14,Apr,2022

Start-up eases farmers’ inputs headache

One of the biggest challenges for smallholder farmers is getting the right inputs and at the right price. Inputs have increasingly become crucial as climate change continues to roil farming in uncertainty.

Elisha Caleb’s start-up Agrotech Plus seeks to ease some of that uncertainty by offering credit through agricultural inputs.

And when they take up their credit, Agrotech Plus links them to crop or index- insurance products to cushion them against climate change, boost their productivity and earnings.

“We are bundling agricultural inputs and insurance to smallholder farmers through credit,” says Caleb, 25-year-old data scientist who started the firm in 2019.

The start-up utilises village agents and agro-dealers to offer the inputs on credit.

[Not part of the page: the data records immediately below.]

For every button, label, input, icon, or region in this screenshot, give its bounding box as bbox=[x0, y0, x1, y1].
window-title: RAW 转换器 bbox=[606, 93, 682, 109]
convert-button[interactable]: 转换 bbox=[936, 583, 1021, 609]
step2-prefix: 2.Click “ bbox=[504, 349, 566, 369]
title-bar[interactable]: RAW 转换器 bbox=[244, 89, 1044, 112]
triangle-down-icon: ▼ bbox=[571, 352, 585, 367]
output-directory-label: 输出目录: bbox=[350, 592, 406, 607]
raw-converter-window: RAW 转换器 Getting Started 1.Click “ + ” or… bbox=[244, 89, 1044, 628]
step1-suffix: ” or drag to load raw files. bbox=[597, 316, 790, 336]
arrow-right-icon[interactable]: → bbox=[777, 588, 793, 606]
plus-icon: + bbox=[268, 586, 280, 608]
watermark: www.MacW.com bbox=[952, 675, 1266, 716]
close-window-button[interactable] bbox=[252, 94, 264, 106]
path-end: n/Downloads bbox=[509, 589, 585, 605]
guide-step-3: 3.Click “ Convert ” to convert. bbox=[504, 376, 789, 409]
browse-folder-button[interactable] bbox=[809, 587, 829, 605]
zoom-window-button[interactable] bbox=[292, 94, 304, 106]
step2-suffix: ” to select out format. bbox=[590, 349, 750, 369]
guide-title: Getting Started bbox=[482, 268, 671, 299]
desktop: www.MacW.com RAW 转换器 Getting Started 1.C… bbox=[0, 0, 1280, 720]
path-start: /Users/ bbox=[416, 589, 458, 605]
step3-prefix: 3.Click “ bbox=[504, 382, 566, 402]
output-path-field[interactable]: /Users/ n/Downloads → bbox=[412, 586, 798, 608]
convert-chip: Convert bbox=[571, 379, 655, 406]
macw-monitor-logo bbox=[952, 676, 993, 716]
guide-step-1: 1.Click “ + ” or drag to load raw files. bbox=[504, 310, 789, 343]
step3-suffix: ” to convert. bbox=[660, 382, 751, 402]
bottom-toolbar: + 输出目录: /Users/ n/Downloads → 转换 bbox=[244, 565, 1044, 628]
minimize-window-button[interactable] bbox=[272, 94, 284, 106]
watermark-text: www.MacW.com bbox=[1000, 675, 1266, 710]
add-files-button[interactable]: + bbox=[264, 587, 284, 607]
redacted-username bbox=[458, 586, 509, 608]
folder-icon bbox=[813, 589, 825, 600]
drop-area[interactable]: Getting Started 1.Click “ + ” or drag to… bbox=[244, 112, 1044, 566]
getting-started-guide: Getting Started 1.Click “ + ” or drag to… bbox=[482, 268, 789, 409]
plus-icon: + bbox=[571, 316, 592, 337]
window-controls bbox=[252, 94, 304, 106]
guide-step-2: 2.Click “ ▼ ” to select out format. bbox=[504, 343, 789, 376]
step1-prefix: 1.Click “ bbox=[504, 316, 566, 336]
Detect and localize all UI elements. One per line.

At the start of the season and where the farmer needs inputs, they are issued with a scratch card by the dealers with a code that is sent to Agro-tech Plus to activate their accounts.

Upon taking the credit, farmers are asked to pay at least 10 percent of the value of the input and the rest of the payment made in bits before the end of the crop season or after harvest, depending on crop type.

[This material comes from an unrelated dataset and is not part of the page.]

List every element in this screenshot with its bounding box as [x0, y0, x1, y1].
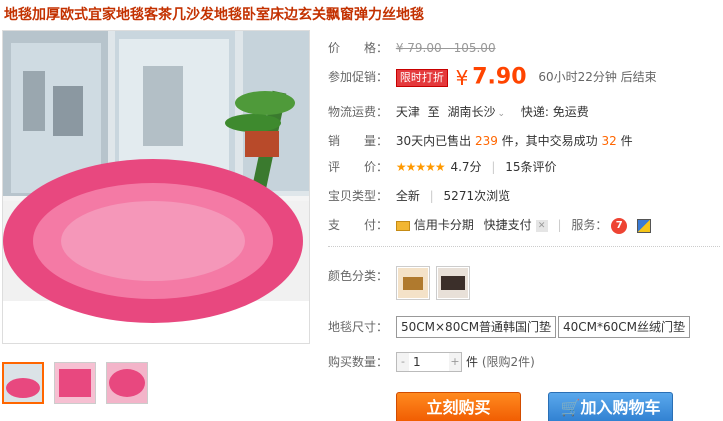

The start-up uses geographic information system (GIS) mapping software and satellite data to map where the farmer is and know whether it’s low agricultural are, medium or high, the firm size and value chain to get an insurance package suitable for the farmer.

“This is how we are able to get a package that works for the farmer. If the farmers agree, they take the input. If there is germination, the crops are insured. If they fail, we give a farm input of equal value to start again,” noted Sharon Chacha, head of operations with Agrotech Plus.

The firm is currently working with 2,000 small-scale farmers across the country.

It’s planning to raise Sh22.8m from investors to scale up.